What they specialise in
LUCA is a named partner in FILMEU_RIT, a flagship European Film University alliance building joint research and curricula across film schools.
Both MUV (urban values and mobility behavior) and FILMEU_RIT (engagement, transformation) involve arts-based approaches to societal challenges.
MUV (Mobility Urban Values, 2017-2020) placed LUCA in a transport-sector project examining how cultural values shape urban mobility choices.
How they've shifted over time
LUCA's H2020 participation started in the transport sector with MUV (2017-2020), where no domain-specific keywords were recorded — suggesting a supporting or engagement role rather than a technical lead. Their second and larger project, FILMEU_RIT (2021-2024), marks a clear shift toward their core institutional identity: artistic research, film, media, and cultural transformation. The trend is a move from externally-facing interdisciplinary participation (contributing arts perspective to a transport project) toward projects that are intrinsically about arts education and research as a discipline in its own right.
LUCA is consolidating around arts education research alliances — future collaborations are likely to come through film, media, and cultural institution networks rather than cross-sector technical consortia.
How they like to work
LUCA has participated exclusively as a consortium partner, never as coordinator, across both of its H2020 projects — suggesting a preference or institutional capacity for specialist contribution rather than project management. With 16 unique partners across 10 countries from only 2 projects, they engage in mid-to-large, internationally diverse consortia.
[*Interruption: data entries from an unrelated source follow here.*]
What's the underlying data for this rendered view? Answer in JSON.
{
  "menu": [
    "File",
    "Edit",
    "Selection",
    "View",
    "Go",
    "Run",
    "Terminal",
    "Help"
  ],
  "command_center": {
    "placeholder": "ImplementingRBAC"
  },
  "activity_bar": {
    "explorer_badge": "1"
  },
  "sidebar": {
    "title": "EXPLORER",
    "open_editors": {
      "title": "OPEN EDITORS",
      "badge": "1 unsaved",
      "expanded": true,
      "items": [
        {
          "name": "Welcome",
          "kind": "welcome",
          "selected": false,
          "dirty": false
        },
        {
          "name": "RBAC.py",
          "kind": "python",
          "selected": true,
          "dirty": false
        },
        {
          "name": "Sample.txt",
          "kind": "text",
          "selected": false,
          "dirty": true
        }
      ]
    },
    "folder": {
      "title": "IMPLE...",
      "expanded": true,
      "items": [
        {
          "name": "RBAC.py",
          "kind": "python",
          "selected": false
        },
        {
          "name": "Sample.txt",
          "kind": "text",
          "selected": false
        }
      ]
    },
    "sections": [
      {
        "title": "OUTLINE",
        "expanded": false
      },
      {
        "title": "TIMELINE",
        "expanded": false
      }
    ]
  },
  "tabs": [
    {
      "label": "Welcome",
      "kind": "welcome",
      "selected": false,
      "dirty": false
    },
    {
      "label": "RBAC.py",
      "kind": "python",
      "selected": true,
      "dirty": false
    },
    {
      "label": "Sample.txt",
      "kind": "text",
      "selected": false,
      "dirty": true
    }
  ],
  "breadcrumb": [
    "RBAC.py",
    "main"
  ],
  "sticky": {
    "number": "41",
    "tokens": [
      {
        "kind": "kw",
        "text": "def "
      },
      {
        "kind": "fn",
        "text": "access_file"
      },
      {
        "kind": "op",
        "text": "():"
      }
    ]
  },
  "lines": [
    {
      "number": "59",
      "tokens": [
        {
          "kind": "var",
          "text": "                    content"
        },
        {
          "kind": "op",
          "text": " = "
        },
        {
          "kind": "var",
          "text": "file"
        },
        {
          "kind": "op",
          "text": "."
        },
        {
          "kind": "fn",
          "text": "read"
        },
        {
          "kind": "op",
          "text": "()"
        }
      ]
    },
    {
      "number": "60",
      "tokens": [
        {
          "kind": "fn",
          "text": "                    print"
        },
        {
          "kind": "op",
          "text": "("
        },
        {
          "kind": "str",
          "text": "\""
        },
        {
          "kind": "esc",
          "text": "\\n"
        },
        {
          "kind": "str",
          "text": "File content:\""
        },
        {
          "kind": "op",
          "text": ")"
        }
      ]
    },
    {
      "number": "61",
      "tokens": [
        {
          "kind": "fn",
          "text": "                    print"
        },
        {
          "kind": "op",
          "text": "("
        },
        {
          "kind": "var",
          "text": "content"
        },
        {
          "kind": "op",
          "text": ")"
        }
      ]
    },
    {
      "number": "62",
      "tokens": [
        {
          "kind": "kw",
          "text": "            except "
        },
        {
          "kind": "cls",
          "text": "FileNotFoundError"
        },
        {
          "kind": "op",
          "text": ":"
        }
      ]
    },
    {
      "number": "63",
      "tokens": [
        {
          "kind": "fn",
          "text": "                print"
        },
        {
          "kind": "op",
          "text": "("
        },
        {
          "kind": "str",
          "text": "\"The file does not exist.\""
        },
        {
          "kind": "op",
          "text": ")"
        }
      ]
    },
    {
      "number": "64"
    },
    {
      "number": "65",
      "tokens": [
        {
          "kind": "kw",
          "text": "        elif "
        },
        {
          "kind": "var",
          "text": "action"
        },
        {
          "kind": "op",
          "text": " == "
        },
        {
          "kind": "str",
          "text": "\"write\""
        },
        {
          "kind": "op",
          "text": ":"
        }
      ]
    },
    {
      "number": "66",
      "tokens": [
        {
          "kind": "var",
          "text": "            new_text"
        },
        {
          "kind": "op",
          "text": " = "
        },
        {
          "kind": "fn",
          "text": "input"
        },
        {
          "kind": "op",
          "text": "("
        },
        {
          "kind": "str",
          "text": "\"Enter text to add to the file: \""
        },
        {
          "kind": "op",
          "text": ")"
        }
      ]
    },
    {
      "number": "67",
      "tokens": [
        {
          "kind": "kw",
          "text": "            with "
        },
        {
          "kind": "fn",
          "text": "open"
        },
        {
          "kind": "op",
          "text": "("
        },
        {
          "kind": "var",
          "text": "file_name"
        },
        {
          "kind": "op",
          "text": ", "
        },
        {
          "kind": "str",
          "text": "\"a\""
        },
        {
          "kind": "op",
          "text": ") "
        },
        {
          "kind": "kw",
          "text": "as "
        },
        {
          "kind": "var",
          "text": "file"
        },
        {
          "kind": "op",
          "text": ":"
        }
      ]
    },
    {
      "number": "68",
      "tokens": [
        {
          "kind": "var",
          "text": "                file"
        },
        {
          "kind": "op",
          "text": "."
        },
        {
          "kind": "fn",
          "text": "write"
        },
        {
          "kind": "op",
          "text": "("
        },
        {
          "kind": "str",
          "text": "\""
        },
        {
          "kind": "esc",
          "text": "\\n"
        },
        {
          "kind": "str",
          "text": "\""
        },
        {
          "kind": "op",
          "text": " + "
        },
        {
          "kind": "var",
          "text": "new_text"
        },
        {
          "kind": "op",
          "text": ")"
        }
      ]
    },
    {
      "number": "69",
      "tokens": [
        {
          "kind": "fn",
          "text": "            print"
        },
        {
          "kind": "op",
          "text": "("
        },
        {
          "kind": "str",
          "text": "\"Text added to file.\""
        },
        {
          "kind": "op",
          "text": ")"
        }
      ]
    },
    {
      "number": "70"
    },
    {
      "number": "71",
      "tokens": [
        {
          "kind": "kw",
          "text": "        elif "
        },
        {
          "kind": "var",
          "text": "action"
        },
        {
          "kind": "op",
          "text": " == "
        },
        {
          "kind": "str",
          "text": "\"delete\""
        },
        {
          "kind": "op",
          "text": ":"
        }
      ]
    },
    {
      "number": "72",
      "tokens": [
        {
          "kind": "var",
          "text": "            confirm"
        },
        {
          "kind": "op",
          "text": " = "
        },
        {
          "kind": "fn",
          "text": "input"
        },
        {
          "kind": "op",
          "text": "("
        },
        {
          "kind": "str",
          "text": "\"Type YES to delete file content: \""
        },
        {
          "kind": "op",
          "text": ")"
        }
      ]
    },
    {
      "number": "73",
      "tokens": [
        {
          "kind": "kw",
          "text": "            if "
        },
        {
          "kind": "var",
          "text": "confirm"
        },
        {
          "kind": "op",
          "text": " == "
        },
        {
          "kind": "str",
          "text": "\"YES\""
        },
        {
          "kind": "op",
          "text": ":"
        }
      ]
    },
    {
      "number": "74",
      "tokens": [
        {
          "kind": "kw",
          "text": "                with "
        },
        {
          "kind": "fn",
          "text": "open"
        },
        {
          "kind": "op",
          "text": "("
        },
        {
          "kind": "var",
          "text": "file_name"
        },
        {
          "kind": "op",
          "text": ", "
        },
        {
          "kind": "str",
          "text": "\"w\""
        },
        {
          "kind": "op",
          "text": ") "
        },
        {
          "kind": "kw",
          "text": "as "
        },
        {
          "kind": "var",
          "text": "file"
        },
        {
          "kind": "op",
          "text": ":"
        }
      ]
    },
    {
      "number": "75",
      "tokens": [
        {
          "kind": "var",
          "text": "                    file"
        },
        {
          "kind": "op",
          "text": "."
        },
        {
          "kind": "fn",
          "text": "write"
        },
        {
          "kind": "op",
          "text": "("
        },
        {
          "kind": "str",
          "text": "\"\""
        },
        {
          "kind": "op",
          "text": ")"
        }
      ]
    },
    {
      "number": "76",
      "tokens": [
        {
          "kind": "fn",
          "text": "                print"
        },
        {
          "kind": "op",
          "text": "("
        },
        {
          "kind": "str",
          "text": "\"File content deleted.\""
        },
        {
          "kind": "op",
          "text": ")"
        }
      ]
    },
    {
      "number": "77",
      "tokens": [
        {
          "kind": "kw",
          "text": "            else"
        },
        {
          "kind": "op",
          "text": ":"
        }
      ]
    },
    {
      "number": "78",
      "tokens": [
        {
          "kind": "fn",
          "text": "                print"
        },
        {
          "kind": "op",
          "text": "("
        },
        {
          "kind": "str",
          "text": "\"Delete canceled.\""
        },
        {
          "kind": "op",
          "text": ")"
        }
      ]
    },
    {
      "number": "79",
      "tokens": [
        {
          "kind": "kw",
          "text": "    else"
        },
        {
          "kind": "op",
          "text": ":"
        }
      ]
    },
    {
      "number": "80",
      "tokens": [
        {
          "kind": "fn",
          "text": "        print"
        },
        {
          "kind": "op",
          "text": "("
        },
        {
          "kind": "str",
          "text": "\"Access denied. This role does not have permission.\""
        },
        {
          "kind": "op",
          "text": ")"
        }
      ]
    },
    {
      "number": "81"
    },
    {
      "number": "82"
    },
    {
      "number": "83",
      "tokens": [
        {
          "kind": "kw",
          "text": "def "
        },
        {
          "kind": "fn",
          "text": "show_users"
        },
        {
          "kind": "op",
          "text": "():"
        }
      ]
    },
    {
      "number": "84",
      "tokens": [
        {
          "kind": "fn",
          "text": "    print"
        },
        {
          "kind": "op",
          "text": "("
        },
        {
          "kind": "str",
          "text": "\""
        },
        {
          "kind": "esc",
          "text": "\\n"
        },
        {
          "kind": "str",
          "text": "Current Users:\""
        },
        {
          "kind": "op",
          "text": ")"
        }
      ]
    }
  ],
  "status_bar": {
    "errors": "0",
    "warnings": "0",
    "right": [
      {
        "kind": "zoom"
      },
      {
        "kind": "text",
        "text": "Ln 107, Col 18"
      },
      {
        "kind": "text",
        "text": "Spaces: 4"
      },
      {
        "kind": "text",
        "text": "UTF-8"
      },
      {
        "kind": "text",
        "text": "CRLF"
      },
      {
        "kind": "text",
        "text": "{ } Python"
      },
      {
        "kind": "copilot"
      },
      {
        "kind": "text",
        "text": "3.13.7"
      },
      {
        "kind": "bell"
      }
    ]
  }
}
There is no evidence of repeated partnerships, which points to a network-building approach rather than deep bilateral ties.
LUCA has built a network of 16 unique consortium partners across 10 countries from just two projects, indicating broad European exposure relative to their project volume. Their network spans transport, society, and arts sectors, consistent with participation in diverse thematic consortia.
What sets them apart
LUCA is one of the few higher arts education institutions in Belgium with documented H2020 participation, making them a rare bridge between professional arts training and EU-funded research. Their value in a consortium is the ability to bring artistic research methodologies, cultural framing, and engagement design to projects that need a humanistic or creative dimension. For consortium builders in education, media, culture, or citizen engagement, LUCA fills a gap that universities of science or technology cannot.
Highlights from their portfolio
- FILMEU_RITTheir largest project by funding (EUR 614,500) and most strategically aligned — LUCA is part of the FILMEU European Film University alliance, a high-profile initiative reshaping film education and research across Europe.
- MUVAn early cross-sector move into transport and urban mobility, demonstrating LUCA's willingness to contribute arts and values-based perspectives to non-arts consortia.